Roasting the Cacao Beans
Roasting is a critical process where time, temperature and agitation work together to bring out the inherent flavor profile of the cacao beans. It is also during the roasting process that any unwanted pathogens are destroyed.
Cracking and Winnowing the Cacao Beans
Once roasting is complete, the cacao beans are cracked and winnowed to separate the exterior shell of the bean from the nib. The nibs of cacao beans can be ground into cacao liquor or pressed to make cacao butter and cacao powder. Sometimes the cacao nibs don’t make it all the way to a chocolate bar but end up making something like brownies or your favorite smoothie instead!

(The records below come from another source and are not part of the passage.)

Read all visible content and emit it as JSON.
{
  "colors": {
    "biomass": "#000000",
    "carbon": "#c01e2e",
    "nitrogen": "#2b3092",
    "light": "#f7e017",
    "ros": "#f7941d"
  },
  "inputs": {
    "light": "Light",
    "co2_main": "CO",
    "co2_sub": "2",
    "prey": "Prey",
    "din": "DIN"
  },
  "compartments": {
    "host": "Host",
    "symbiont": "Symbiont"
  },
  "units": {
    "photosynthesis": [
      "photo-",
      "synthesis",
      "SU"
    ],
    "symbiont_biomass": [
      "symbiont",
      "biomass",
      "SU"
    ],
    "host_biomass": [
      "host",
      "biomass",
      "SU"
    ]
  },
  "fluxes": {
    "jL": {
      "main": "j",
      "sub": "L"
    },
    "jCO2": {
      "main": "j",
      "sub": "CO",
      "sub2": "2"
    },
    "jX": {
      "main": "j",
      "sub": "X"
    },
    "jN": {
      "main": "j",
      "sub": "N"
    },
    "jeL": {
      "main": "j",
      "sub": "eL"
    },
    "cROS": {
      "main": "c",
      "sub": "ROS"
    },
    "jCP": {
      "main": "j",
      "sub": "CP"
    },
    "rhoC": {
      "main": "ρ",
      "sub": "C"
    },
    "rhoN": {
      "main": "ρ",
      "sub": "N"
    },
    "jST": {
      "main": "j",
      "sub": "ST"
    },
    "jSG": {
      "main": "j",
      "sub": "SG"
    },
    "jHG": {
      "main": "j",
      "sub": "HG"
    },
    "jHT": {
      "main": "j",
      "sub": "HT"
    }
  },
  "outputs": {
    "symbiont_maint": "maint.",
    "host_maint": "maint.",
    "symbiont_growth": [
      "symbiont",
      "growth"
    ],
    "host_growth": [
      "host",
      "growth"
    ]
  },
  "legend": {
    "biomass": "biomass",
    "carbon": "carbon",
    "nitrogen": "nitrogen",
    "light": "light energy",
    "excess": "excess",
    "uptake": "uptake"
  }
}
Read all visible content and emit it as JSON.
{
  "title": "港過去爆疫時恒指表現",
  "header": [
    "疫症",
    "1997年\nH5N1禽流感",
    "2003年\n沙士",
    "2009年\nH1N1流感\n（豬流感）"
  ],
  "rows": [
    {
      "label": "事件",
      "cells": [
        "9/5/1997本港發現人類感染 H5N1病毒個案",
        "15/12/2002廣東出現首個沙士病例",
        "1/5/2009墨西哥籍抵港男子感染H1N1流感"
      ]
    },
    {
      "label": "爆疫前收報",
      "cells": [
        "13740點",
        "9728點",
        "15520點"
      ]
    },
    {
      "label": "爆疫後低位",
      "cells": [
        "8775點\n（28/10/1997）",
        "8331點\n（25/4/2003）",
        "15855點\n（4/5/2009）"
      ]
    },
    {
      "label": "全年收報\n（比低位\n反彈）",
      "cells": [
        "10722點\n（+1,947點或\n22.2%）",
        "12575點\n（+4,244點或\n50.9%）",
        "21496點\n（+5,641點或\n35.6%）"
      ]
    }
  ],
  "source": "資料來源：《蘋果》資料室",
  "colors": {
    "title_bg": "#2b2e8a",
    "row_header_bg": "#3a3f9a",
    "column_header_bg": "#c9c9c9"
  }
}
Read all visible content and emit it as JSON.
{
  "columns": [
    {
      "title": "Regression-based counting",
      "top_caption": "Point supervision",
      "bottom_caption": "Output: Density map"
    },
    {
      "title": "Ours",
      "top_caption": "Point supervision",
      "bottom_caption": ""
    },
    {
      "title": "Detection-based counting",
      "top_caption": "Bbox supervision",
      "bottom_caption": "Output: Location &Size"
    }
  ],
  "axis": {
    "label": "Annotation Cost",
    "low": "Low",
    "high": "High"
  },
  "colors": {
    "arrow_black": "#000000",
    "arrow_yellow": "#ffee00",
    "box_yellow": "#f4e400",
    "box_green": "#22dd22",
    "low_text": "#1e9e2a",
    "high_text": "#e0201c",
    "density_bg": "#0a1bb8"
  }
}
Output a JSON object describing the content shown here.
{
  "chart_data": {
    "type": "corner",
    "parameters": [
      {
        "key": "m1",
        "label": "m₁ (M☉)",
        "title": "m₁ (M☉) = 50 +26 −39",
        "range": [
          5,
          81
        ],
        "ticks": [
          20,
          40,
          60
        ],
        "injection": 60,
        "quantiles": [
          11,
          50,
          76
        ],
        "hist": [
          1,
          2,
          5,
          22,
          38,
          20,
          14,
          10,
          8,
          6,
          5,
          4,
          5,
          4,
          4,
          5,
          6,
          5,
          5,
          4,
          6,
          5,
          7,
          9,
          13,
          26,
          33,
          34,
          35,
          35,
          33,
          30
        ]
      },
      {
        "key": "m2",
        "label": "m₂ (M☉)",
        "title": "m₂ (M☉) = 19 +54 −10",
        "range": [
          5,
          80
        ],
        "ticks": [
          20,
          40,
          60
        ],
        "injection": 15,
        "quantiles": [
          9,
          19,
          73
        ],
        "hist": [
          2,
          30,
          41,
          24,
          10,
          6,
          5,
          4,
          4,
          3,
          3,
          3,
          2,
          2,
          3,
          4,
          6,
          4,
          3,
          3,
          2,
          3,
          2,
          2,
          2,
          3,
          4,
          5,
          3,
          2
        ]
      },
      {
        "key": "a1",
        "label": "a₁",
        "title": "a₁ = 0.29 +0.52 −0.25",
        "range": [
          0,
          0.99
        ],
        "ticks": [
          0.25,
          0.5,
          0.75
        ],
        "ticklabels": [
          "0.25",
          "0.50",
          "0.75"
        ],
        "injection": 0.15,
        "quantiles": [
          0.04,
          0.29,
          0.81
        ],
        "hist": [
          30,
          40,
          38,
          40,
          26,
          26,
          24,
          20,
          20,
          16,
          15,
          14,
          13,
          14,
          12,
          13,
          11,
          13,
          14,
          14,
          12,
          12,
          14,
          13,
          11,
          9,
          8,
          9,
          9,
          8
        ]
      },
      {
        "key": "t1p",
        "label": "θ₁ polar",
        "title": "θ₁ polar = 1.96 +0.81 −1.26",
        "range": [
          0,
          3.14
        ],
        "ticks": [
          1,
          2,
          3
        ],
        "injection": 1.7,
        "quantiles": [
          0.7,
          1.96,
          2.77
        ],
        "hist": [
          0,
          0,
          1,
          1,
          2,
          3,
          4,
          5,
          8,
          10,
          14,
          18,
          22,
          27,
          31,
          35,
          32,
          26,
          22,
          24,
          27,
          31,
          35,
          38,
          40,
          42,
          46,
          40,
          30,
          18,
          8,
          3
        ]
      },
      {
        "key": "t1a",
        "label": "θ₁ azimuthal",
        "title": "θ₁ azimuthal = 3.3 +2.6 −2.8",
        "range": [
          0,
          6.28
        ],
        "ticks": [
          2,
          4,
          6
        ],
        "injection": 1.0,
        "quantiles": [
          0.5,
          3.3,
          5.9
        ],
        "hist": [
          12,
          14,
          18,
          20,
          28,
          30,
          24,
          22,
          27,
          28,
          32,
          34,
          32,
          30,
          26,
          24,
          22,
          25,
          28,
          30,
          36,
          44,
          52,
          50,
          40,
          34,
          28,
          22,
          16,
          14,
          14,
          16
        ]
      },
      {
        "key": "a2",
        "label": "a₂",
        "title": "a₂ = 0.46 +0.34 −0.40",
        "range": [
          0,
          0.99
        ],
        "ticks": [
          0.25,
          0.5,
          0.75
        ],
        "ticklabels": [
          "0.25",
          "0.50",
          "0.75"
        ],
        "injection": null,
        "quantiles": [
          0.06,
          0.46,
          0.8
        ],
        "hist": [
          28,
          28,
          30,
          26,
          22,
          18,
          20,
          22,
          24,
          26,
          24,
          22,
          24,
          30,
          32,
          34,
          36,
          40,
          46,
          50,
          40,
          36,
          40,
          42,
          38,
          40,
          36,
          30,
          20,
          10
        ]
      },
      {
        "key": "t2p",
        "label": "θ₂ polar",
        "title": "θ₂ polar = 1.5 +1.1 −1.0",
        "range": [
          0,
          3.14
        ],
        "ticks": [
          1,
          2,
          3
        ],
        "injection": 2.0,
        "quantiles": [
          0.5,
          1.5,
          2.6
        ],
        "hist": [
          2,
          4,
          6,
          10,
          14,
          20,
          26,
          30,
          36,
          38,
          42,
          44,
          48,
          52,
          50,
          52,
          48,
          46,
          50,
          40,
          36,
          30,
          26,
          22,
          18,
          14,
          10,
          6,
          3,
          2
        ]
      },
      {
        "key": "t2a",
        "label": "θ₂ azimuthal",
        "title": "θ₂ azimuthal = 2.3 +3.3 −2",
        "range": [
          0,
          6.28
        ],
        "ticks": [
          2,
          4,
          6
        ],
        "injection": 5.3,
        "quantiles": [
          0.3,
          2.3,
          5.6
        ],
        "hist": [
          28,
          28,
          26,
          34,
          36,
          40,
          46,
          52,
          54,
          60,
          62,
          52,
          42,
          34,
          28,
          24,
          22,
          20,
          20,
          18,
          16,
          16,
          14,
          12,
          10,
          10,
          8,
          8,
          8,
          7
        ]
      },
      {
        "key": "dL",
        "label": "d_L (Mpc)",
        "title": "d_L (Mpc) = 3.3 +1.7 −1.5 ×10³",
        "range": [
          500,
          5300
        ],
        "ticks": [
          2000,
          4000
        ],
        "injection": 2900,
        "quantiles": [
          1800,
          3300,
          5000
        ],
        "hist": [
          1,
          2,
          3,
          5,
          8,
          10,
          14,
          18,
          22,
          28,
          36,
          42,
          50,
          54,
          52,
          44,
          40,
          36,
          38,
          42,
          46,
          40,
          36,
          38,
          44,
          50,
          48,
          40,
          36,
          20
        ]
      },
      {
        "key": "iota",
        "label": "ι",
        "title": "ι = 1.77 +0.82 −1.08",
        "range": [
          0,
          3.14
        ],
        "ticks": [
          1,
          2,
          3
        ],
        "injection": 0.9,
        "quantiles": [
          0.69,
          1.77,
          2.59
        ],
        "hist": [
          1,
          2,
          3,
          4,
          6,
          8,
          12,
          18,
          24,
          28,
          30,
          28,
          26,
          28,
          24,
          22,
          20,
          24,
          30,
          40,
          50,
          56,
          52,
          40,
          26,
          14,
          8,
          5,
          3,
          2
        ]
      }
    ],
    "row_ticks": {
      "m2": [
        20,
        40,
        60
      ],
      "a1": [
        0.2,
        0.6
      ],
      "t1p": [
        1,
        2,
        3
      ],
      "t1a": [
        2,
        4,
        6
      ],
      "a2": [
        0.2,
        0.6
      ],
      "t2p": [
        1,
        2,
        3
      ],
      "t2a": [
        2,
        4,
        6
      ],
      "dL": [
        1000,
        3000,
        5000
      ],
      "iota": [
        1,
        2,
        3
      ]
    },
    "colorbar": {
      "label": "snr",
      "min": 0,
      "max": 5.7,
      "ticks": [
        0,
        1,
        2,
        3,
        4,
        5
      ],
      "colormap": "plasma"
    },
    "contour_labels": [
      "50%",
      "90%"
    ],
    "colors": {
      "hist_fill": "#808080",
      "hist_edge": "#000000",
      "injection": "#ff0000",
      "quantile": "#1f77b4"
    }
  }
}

Melanging and Conching the Cacao Nibs
During melanging, stone wheels are used to grind the cacao nibs to form a paste. Next, cacao butter and sugar are added to the paste and the grinding continues until the mixture is silky smooth. During conching, the pressure on the stone wheels is lessened to stir and aerate the chocolate for the next 48 to 96 hours.
Tempering the Chocolate
After conching to the desired consistency, the chocolate is ready for tempering. Tempering involves the heating and cooling of chocolate to stabilize the crystals. The tempering procedure insures a beautifully smooth and shiny bar.
Molding the Finished Chocolate
Once the chocolate has been tempered, it is then molded, cooled, wrapped by hand, and labeled with the country of origin.